Chatsworth has a clock winder. I need a bulb changer.

 

5 thoughts on “A Bulb Changer”

  1. The contemporary light is a very tricky number altogether especially when ones eye sight is obscured by rubble and dust when it falls out as you twist and turn the fitting. However you will get better at it. If the lights in your kitchen are LED you should not have to change them very frequently – they say they last for 100’s of hours but that is tosh.

    To turn off your mains electricity you go to the mains box, probably in your cellar, and turn the mains switch to off. This cuts off the electricity supply to your house alone and is the safest route to take when messing with anything electrical.

    To add to your miseries you will be unhappy to hear that down-lighters seem to burn out after a few years and have to be replaced expensively .

    The hanging light bulb in the middle of the room could have a come back.

    1. Turning the electricity off at the mains causes collateral damage; the oven clock has to be re-set but I suppose that is a better option than being electrocuted. Another reader has contacted me with constructive advice, namely to buy a bulb removal tool, only £1.99 from Clas Ohlson. Next week I am having a Smart electricity meter fitted at the insistence of the ESB, or whatever they are called in London. No doubt that will produce unexpected problems.

      1. As there are yet parts of rural Ireland ‘sitting in darkness’ I very much doubt if the ESB has extended its network to the British Capital. Of smart meters I can offer no experience, however I recall an image of the authors kitchen table in a recent post adorned with a smart, Georgian(?) silver candlestick. I am therefore reassured that the Hon. Gentleman will not be found groping around in the dark should his lights go out.

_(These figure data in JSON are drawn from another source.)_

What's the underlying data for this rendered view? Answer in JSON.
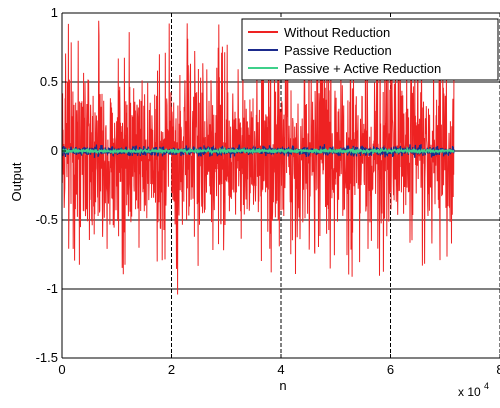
{
  "chart_data": {
    "type": "line",
    "title": "",
    "xlabel": "n",
    "ylabel": "Output",
    "x_multiplier_label": "x 10",
    "x_multiplier_exponent": "4",
    "xlim": [
      0,
      80000
    ],
    "ylim": [
      -1.5,
      1
    ],
    "x_ticks": [
      0,
      20000,
      40000,
      60000,
      80000
    ],
    "x_tick_labels": [
      "0",
      "2",
      "4",
      "6",
      "8"
    ],
    "y_ticks": [
      -1.5,
      -1,
      -0.5,
      0,
      0.5,
      1
    ],
    "y_tick_labels": [
      "-1.5",
      "-1",
      "-0.5",
      "0",
      "0.5",
      "1"
    ],
    "grid": true,
    "legend_position": "top-right",
    "x_data_range": [
      0,
      71600
    ],
    "series": [
      {
        "name": "Without  Reduction",
        "color": "#ee2222",
        "typical_amplitude": 0.55,
        "peak_range": [
          -1.04,
          0.95
        ]
      },
      {
        "name": "Passive  Reduction",
        "color": "#1b2a8c",
        "typical_amplitude": 0.03,
        "peak_range": [
          -0.05,
          0.05
        ]
      },
      {
        "name": "Passive  + Active  Reduction",
        "color": "#3ed08a",
        "typical_amplitude": 0.012,
        "peak_range": [
          -0.02,
          0.02
        ]
      }
    ]
  }
}
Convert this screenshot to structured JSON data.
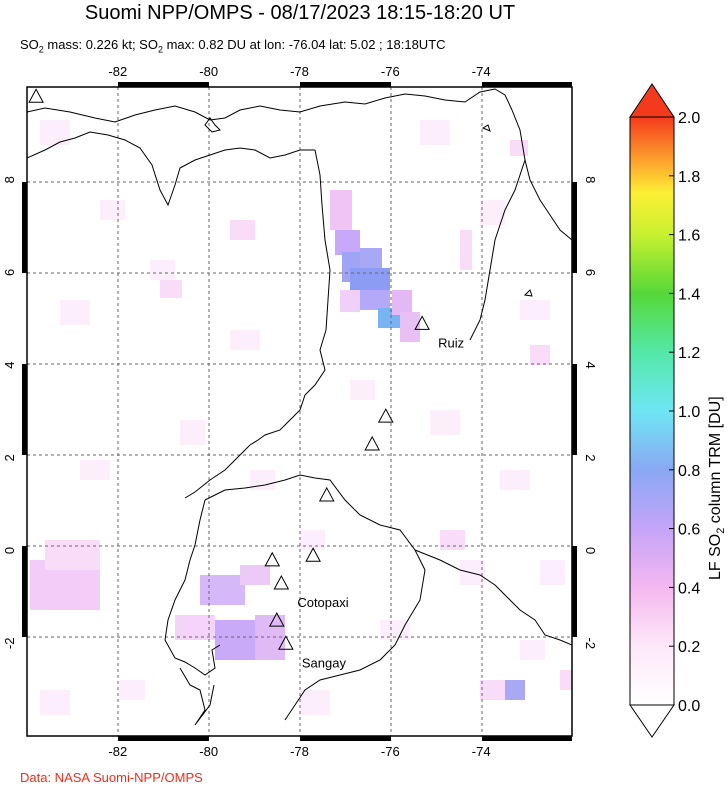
{
  "title": "Suomi NPP/OMPS - 08/17/2023 18:15-18:20 UT",
  "subtitle": {
    "mass_prefix": "SO",
    "mass_sub": "2",
    "mass_text": " mass: 0.226 kt; SO",
    "max_sub": "2",
    "max_text": " max: 0.82 DU at lon: -76.04 lat: 5.02 ; 18:18UTC"
  },
  "credit": "Data: NASA Suomi-NPP/OMPS",
  "map": {
    "lon_range": [
      -84,
      -72
    ],
    "lat_range": [
      -4,
      10
    ],
    "lon_ticks": [
      -82,
      -80,
      -78,
      -76,
      -74
    ],
    "lat_ticks": [
      -2,
      0,
      2,
      4,
      6,
      8
    ],
    "lon_tick_labels": [
      "-82",
      "-80",
      "-78",
      "-76",
      "-74"
    ],
    "lat_tick_labels": [
      "-2",
      "0",
      "2",
      "4",
      "6",
      "8"
    ],
    "volcanoes": [
      {
        "name": "Ruiz",
        "lon": -75.3,
        "lat": 4.9,
        "label": "Ruiz"
      },
      {
        "name": "",
        "lon": -76.1,
        "lat": 2.9,
        "label": ""
      },
      {
        "name": "",
        "lon": -76.4,
        "lat": 2.3,
        "label": ""
      },
      {
        "name": "",
        "lon": -77.4,
        "lat": 1.2,
        "label": ""
      },
      {
        "name": "",
        "lon": -77.7,
        "lat": -0.1,
        "label": ""
      },
      {
        "name": "",
        "lon": -78.6,
        "lat": -0.2,
        "label": ""
      },
      {
        "name": "Cotopaxi",
        "lon": -78.4,
        "lat": -0.7,
        "label": "Cotopaxi"
      },
      {
        "name": "",
        "lon": -78.5,
        "lat": -1.5,
        "label": ""
      },
      {
        "name": "Sangay",
        "lon": -78.3,
        "lat": -2.0,
        "label": "Sangay"
      },
      {
        "name": "",
        "lon": -83.8,
        "lat": 9.8,
        "label": ""
      }
    ]
  },
  "colorbar": {
    "title": "LF SO",
    "title_sub": "2",
    "title_rest": " column TRM [DU]",
    "ticks": [
      "0.0",
      "0.2",
      "0.4",
      "0.6",
      "0.8",
      "1.0",
      "1.2",
      "1.4",
      "1.6",
      "1.8",
      "2.0"
    ],
    "min": 0,
    "max": 2
  },
  "colors": {
    "plume_light": "#f8dcf8",
    "plume_mid": "#ecb4f4",
    "plume_violet": "#c8a8f8",
    "plume_blue": "#8c9cf4",
    "plume_cyan": "#78b4f4",
    "grid": "#666666"
  }
}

  2. Q. How many academics does it take to change a light bulb?

    A. Five: One to write the grant proposal, one to do the mathematical modelling, one to type the research paper, one to submit the paper for publishing, and one to hire a student to do the work!

  3. Lord Finchley tried to mend the electric light
    Himself. It struck him dead, and serve him right.
    It is the business of the wealthy man
    To give employment to the artisan.